No relacionamento pedagogicamente assertivo, a professora tentava inseri-lo no contexto da aula, através de métodos pessoais e particulares que o auxiliavam no desenvolvimento do aprendizado, fazendo desta forma, com que seus colegas o visem de forma natural e induzidos por ela, rompessem a barreira inicial da resistência a comunicação interpessoal. Ele sentava na linha de cadeira localizada na frente da classe para acompanhar o andamento das explicações e ensinamentos que em muitas ocasiões além de serem escritas na lousa para os outros alunos, também eram simultaneamente verbalizadas para ele pela professora, que o desafiava a escrever na mesma velocidade que ela imprimia o texto no quadro. Alguma informação se perdia, mas ele captava tudo na forma auditiva e posteriormente elencava fragmentos de preciosidades didáticas que intuitivamente recolhia das indagações feitas pela classe e até mesmo por iniciativas individuais de colegas. Aproveitava tudo que julgasse útil para armazenar no seu compêndioso cérebro.

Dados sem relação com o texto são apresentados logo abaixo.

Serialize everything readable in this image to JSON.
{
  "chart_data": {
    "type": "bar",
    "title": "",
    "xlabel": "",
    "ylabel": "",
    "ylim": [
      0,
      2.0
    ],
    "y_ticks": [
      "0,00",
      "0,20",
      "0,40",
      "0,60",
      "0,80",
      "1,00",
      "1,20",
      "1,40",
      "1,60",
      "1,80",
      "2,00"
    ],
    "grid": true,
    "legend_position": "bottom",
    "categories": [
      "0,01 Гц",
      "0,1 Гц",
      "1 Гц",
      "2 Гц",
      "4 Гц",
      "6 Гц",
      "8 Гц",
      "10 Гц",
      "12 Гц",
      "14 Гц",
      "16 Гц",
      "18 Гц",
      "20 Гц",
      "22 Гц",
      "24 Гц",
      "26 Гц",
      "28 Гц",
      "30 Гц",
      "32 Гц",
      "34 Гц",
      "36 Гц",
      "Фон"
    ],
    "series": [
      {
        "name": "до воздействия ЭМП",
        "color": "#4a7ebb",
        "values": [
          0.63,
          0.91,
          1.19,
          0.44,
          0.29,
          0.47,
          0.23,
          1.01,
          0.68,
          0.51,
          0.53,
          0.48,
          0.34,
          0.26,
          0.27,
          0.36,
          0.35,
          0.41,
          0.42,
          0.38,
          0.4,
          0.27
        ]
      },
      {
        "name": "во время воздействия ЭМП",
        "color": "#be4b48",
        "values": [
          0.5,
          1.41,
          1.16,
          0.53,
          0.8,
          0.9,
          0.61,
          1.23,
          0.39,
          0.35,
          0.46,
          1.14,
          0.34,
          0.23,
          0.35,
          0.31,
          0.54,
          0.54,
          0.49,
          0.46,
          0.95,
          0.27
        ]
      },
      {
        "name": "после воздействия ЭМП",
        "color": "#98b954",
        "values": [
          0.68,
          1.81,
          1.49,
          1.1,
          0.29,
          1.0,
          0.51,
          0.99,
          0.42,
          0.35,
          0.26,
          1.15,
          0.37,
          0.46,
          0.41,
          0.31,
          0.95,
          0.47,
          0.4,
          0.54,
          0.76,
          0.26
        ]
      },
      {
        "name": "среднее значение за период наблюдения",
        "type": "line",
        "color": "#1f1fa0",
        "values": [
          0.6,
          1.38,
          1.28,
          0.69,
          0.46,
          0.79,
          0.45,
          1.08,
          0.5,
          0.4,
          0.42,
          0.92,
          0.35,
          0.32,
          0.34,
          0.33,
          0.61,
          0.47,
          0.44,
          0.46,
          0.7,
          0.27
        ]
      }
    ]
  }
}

Ela buscava aproximação de forma sutil como quem teme assustar um passarinho em pleno devaneio da alma inquieta e impaciente. Seu perfume doce e embriagante lhe desarmava a consciência, levando-o para uma dimensão onde tudo é possível, até se apaixonar pela mulher madura, delicada, envolvente e experiente que consolava até no nome, Esperança. Durante a aula junto com os raios de sol, transposto em uma imensidão de claridade que entrava pela janela lateral ampla, vinha também o som de uma música internacional, muito bonita que foi adotada como tema de sua aventura de amor platônico. Nessa época fazia sucesso no Brasil, o cantor Sharif Dean, com a música, No More Troubles que em português significa (Sem mais problemas), aquele som se perpetuou em sua mente embalando os dias e as horas que aguardava para vê-la novamente. Durante todo o período em que sobreviveu a intempéries de pressões psicológicas e inferno emocional, ela como um anjo o acolhia e protegia, como se tivesse o poder de entender e compartilhar no mesmo idioma suas angustias e expectativas.

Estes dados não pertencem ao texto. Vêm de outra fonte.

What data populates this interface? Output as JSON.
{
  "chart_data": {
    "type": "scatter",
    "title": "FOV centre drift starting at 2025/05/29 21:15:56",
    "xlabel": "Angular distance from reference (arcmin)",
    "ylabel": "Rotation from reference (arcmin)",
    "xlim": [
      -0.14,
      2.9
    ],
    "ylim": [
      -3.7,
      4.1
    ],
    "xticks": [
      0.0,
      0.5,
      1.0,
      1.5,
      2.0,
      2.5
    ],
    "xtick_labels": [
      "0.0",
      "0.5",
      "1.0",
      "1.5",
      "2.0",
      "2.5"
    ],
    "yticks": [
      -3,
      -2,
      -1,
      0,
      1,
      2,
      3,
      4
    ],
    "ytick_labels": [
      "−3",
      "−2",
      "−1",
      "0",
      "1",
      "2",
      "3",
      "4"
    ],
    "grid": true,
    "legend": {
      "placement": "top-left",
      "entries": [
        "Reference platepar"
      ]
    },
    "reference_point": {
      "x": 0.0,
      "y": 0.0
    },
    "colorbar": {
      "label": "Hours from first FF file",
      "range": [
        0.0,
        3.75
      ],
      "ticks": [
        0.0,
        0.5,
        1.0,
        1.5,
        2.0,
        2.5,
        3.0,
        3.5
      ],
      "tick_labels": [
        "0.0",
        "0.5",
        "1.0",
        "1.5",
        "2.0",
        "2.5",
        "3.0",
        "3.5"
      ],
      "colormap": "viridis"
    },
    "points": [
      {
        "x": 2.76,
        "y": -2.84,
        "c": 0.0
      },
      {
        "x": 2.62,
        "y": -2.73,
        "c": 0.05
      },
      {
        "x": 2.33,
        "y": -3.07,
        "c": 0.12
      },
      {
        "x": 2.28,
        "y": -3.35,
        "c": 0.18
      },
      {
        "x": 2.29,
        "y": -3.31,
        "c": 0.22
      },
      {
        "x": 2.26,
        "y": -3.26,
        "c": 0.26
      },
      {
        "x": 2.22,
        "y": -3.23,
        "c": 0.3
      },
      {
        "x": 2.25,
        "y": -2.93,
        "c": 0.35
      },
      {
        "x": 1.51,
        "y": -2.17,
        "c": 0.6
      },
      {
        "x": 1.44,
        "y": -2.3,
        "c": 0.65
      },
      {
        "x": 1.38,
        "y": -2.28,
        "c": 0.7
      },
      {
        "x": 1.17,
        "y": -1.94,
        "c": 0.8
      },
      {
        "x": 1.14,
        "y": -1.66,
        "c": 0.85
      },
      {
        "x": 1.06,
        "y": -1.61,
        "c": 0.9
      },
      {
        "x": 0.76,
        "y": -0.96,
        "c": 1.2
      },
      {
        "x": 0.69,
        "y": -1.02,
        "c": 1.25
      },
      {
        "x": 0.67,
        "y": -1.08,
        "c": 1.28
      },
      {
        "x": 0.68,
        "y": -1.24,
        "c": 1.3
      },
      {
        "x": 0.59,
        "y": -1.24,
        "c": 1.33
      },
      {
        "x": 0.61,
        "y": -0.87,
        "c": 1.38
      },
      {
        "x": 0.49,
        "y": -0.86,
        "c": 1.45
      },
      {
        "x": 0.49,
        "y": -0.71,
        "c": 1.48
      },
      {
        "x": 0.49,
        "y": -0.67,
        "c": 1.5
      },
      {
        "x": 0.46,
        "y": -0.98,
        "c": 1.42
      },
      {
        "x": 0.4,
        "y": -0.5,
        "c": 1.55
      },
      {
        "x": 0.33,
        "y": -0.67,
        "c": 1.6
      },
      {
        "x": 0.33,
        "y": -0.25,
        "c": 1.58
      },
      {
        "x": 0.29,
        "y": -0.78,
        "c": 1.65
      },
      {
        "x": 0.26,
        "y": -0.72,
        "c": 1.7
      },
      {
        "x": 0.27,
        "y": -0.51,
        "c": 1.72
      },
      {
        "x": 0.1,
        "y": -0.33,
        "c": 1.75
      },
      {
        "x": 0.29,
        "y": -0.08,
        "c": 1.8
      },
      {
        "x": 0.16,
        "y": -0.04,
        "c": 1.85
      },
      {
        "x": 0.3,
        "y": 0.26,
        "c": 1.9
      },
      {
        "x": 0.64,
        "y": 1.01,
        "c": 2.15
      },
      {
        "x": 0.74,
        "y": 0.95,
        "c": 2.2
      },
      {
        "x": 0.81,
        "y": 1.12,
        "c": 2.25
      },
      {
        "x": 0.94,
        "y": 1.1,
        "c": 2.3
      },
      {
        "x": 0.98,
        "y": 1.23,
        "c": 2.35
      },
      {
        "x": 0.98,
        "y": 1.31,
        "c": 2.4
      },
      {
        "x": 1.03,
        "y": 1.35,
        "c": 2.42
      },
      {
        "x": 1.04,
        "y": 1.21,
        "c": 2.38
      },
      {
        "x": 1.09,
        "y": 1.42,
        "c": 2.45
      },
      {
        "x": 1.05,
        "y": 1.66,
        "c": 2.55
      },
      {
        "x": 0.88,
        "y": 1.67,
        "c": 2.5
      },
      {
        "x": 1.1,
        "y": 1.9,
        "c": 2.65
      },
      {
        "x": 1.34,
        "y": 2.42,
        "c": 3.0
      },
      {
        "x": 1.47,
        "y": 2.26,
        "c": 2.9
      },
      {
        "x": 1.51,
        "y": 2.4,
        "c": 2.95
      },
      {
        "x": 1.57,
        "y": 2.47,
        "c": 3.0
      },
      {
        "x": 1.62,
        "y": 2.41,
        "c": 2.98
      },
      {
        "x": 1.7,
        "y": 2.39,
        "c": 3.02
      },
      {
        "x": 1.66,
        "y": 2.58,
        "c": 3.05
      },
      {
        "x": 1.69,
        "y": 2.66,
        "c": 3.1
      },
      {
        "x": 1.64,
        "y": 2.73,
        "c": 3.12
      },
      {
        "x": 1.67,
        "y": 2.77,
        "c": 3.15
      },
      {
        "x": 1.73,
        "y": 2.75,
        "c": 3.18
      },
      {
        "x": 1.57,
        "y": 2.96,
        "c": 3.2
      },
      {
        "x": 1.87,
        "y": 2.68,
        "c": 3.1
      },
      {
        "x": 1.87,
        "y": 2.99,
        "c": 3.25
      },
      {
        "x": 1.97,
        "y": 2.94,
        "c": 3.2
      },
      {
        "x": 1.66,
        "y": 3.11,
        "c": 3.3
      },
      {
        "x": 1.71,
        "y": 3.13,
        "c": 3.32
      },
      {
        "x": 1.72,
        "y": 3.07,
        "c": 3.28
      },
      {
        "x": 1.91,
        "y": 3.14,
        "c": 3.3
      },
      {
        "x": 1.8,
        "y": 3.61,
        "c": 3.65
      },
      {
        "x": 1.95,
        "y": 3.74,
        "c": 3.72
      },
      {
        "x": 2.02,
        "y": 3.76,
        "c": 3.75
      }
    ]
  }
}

As vezes era surpreendido pelas lembranças de outro profissional de educação infantil, conhecido como professor Lourenço que o acompanhou na primeira série do ensino fundamental, cujas cenas vivenciadas deixaram marcas profundas no seu interior, traumas irreversíveis, mas que também se pronunciou num forte legado que acompanhou aquela geração por décadas. A metodologia do professor Lourenço para ensinar caracterizava-se de um modo rude, prático e um pouco grotesco. Em meio a exercícios de treinamento para coordenação motora, tais como, fazer bolinhas com lápis em folhas de caderno de caligrafia ou até mesmo em linhas convencionais, ele incentivava na turma um espirito de competição insólita e implausível em crianças de sete e oito anos. Havia a fileira dos alunos adiantados e a fileira dos alunos atrasados, sendo que entre esses dois extremos situava-se as subclassificações sempre com a intenção de afunilar de forma pejorativa a capacidade de retenção intelectual dos alunos. As punições para quem destoava do padrão pré-concebido de qualificação positiva quase sempre resultava em reguadas, puxão de orelhas e disputas em lutas físicas corporais, que muitas vezes chegavam a agressão física com sangramentos. Esse professor era um ícone de contradição na escola, amado por uns e odiado por outros, pois apesar de suas iniciativas incompreensíveis no desempenho do seu oficio havia também raras manifestações de afeto e empatia com alguns alunos. Sharif Dean & Evelyn D'Haese cantavam Do you love me em 1973 e faziam muito sucesso. Essa música também embalava devaneios e fantasias do garoto criativo, inventor de horas românticas geradas em frações de segundo, quando a bela Esperança surgia na sua mente e lhe proporcionava impressionantes momentos de afeto e erotismo surreais para um menino de tão pouca experiência e limitada capacidade de conquistas pessoais.